Last month I finally relented and saw a sports orthopedist about my aching knees, thinking he was going to use words reserved for athletes like “replacement,” “cortisone” and “meniscus” Instead, I was utterly stunned to hear him utter the term “osteoarthritis” and begin to spew madly about treatments like physical therapy and X-rays! Hello? These are “old people” words.
For people who take Metamucil. Senior types who wear prescription insoles and take afternoon naps so they can stay up to watch the 7 o’clock news. Not me! Which brings us back to the sick-in-bed method of writing an upbeat article about life in Israel.
As I was beginning to hallucinate from the fever and the desire to eat something more than chicken soup with rice, the phone rang next to my pounding head. My Hebrew is barely adequate when I’m feeling robust. Face down with ague, I can only string together a few choppy words to make myself understood. This did not stop a cheery Israeli mobile phone technician named Tal bellowing in the Holy Tongue, “Hi, Andrea. You are having a problem with your BlackBerry?” Oy. It was true. I had made the call the day before, pre-prostration, and forgot that in a parallel universe some companies actually are helpful.
But who actually expected an Israeli provider to be helpful and get back to me before next Succot?
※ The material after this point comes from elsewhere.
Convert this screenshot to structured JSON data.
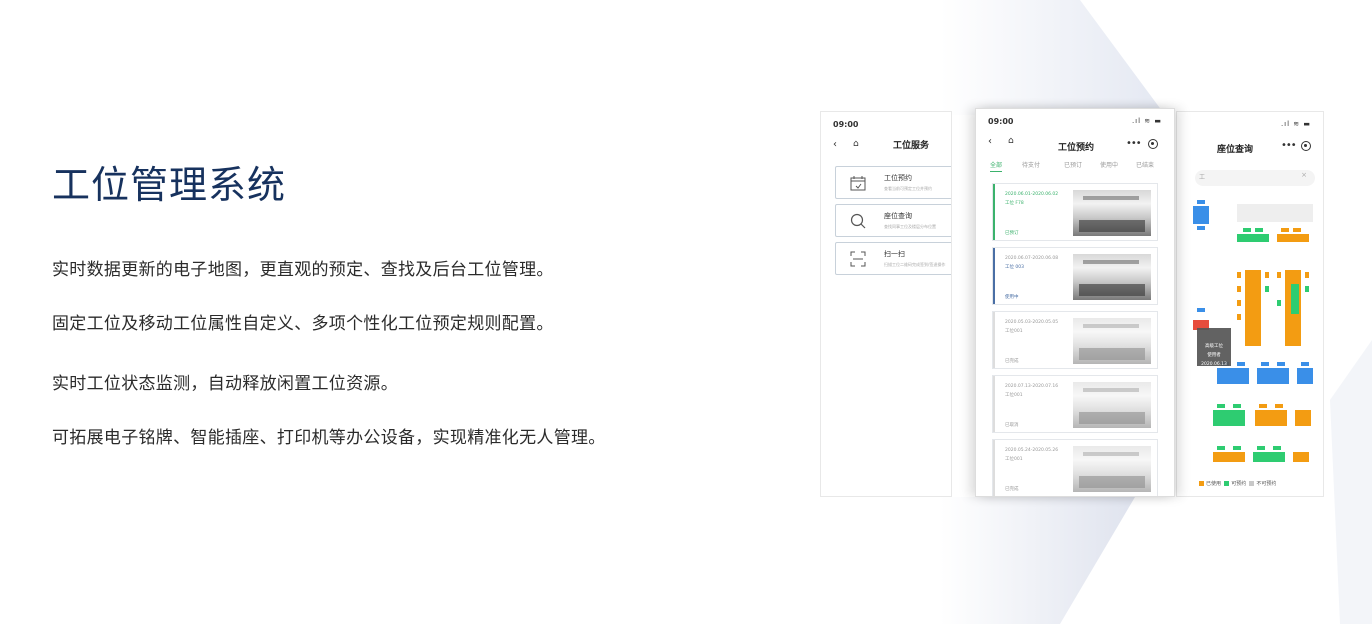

My eyes were burning by now, and I wanted to talk later but feared that if I let this unprecedented moment pass by, it would never be repeated.
“I can’t get any SMS messages. People are angry at me for not getting back to them. Can you help me?” By Western standards, I was put on hold for an inordinately long time but it was, in fact, their shekel. When Tal came back on the line, he said, “All fixed.”a “What?” I muttered. ”What country are we in? Don’t I have to ship the unit to Beersheba and wait until three strikes have ended, only to get it back in pieces next winter with a letter from a lawyer telling me that I owe BlackBerry $1,000?” “No. Everything is all right. No charge. Have a nice day.”

About to hang up, I heard Tal shout one more thing: “By the way, you really should take better care of yourself! My grandmother can bring over some kubbeh soup and hilbeh that will cure you. And make some tea. But before you drink it, toss in a shot-glass filled with arak.”
I may just get that flu shot yet. But not before I have one more consultation with both my mother and Tal’s grandmother. Neither one of them requires a co-pay fee. And both, it seems, are available for house calls.